My guess is that he will opt to box for Pakistan, providing the International Olympic Committee (IOC) confirm his eligibility, which should not be a problem as he has never fought at senior international level for Team GB.

Welshman Selby’s gold medal was the highlight of a strong showing by Great Britain with five of the six-strong team reaching the semi-finals in the  a tournament which featured 176 boxers from 17 countries. Among them was the fast improving Tom Stalker, who had a an outstanding 12-8 victory over the current European champion Lenoid Kostaliev of Russia and Beijing Olympian Bradley Saunders who, in  his first appearance since injuring a hand in the build-up to last year’s World Championships ,eventually lost 6-2 to the current world champion Roniel Iglesias.

Since his appointment as performance director, McCracken seems to have got things moving smoothly at the GB headquarters at Sheffield’s English Institute of Sport. World Boxing Council super-middleweight champion Carl Froch whom he trains professionally, has been working there with him and the squad members in preparation for his next  Super Six series fight against  Mikkel Kessler in Denmark on April 24.

Froch says: “I sense a lot of talent and enthusiasm among these kids. They seem to look up to me and I hope it helps them having a seasoned pro like me around them. As amateurs they do a lot of fast, short work and I’m chasing them round the running track. It is like chasing a pack of gazelles as they are all keen to outdo me.

"I hope me being with them is good for their game - it certainly is for mine."

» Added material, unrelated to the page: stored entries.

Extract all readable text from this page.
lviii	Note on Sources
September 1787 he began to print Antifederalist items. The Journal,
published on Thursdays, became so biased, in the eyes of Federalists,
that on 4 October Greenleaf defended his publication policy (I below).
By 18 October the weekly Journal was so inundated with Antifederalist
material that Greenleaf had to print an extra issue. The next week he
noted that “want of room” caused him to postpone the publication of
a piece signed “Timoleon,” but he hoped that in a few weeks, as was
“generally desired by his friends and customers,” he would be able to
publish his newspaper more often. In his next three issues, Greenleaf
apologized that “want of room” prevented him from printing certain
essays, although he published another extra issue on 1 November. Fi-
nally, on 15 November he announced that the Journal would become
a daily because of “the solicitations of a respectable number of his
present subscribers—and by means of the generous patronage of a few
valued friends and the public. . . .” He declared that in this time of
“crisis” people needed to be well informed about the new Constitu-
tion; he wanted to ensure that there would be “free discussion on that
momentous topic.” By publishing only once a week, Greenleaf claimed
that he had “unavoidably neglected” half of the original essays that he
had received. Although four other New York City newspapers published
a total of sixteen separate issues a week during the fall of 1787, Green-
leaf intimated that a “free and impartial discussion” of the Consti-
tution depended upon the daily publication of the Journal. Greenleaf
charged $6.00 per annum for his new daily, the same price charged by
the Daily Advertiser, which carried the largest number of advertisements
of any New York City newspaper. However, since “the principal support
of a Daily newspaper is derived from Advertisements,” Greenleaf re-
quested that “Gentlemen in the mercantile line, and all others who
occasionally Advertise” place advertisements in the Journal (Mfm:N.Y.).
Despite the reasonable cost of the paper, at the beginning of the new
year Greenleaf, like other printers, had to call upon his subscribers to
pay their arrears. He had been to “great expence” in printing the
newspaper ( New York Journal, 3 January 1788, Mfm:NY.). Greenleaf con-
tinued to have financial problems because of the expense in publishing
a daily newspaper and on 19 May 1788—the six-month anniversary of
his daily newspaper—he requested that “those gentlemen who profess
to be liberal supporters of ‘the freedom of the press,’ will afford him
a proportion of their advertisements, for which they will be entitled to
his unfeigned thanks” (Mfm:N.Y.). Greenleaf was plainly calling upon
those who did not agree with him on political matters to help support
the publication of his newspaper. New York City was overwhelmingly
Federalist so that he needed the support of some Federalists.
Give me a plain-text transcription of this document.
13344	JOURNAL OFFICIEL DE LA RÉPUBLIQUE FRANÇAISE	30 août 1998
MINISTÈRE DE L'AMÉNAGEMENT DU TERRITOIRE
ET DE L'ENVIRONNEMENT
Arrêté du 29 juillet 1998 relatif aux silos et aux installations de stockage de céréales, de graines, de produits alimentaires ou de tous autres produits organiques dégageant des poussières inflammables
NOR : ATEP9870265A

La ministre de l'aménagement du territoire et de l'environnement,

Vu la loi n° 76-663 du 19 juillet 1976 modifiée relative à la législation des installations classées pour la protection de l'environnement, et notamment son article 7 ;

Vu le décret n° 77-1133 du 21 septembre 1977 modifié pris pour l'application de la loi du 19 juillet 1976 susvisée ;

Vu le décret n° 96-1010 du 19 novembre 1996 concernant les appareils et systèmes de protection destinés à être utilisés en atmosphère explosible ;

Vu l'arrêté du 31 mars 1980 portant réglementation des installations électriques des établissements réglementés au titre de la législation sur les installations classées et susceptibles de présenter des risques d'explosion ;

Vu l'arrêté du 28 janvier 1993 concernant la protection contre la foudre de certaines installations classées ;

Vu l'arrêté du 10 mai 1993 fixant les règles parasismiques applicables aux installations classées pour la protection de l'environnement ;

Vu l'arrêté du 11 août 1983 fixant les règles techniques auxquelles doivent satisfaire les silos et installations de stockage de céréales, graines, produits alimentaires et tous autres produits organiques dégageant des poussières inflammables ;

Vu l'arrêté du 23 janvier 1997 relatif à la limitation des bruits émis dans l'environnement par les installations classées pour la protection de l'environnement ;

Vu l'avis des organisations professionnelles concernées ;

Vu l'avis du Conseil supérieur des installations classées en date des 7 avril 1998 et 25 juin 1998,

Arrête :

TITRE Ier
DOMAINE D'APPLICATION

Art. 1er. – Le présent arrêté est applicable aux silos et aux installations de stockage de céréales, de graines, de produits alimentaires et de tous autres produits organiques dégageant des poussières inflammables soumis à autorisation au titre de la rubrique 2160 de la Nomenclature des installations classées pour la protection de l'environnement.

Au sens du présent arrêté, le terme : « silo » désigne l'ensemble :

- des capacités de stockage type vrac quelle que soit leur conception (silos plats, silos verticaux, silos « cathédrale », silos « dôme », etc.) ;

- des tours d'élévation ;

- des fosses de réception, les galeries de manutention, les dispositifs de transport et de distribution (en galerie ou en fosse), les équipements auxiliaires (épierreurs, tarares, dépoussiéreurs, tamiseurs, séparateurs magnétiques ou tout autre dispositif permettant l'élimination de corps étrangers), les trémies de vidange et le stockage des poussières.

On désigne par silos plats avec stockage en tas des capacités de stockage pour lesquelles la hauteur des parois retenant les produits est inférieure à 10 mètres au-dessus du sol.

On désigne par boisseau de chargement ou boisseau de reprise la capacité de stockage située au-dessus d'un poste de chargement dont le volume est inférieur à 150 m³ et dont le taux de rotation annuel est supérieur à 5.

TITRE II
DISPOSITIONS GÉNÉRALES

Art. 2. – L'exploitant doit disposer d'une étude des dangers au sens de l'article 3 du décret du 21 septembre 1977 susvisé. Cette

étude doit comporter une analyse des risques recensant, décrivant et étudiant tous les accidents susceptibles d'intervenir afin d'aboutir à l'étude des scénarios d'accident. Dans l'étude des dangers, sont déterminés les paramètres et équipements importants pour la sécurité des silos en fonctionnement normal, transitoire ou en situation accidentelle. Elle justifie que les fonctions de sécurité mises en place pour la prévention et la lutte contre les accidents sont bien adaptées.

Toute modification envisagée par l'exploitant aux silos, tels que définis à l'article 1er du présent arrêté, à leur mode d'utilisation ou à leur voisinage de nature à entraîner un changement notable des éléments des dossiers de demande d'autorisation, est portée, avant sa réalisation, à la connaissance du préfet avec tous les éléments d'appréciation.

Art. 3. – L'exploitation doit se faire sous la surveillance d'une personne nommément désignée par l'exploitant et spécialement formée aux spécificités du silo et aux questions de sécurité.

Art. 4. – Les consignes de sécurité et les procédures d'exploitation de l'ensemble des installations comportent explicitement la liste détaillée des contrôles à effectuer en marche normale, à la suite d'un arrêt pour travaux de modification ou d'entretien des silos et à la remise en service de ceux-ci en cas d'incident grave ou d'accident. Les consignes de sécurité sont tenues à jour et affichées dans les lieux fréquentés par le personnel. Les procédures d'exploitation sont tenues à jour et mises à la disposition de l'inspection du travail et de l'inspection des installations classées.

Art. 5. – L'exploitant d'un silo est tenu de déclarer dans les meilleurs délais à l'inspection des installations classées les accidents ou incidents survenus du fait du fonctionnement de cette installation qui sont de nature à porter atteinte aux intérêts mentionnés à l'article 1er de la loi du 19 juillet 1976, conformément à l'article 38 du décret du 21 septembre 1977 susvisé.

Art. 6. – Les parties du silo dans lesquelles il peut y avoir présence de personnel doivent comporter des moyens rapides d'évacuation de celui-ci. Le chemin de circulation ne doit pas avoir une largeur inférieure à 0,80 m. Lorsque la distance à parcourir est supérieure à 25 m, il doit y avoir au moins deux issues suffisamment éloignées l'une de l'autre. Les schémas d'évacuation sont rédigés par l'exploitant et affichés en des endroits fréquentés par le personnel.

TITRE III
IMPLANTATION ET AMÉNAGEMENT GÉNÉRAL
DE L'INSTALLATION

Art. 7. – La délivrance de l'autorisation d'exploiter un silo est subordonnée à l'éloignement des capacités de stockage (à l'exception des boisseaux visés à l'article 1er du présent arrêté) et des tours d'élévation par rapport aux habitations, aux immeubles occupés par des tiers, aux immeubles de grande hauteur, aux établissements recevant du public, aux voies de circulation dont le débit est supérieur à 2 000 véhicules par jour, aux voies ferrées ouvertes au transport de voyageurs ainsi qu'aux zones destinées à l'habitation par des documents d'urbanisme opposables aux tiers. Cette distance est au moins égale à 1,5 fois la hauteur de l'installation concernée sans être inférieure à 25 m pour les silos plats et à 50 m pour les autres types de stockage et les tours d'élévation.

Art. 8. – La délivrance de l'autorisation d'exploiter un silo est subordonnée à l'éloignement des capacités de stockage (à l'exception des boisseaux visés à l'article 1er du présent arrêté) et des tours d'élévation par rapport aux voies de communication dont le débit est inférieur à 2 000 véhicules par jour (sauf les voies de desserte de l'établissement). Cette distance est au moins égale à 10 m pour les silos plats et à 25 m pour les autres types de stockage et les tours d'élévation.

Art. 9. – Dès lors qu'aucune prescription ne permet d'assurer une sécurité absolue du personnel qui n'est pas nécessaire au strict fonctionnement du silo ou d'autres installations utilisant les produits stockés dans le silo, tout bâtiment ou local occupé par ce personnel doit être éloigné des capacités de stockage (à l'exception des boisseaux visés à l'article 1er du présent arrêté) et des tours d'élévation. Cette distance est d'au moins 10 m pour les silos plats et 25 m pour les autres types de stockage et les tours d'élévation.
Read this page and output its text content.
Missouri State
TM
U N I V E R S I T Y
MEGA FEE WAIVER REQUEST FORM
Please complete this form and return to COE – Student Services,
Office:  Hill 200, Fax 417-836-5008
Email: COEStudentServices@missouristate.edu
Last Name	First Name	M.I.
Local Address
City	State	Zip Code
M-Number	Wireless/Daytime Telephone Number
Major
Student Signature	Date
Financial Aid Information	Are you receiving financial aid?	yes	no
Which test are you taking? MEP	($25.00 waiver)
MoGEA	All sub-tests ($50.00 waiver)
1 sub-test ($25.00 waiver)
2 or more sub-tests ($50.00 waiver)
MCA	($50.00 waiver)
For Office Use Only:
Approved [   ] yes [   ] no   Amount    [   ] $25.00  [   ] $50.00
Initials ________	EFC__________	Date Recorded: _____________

Like the nation, British amateur boxing went into recession since hitting the heights in Beijing but it is good to see the sport now punching its way out of it. But how ironic if "Baby" Khan, one of our best young prospects, ends up fighting Pakistan’s corner in London. 

Alan Hubbard is an award-winning sports columnist for The Independent on Sunday, and a former sports editor of The Observer. He has covered 11 summer Olympics and scores of world title fights from Atlanta to Zaire, and is a former chairman of the Boxing Writers’ Club.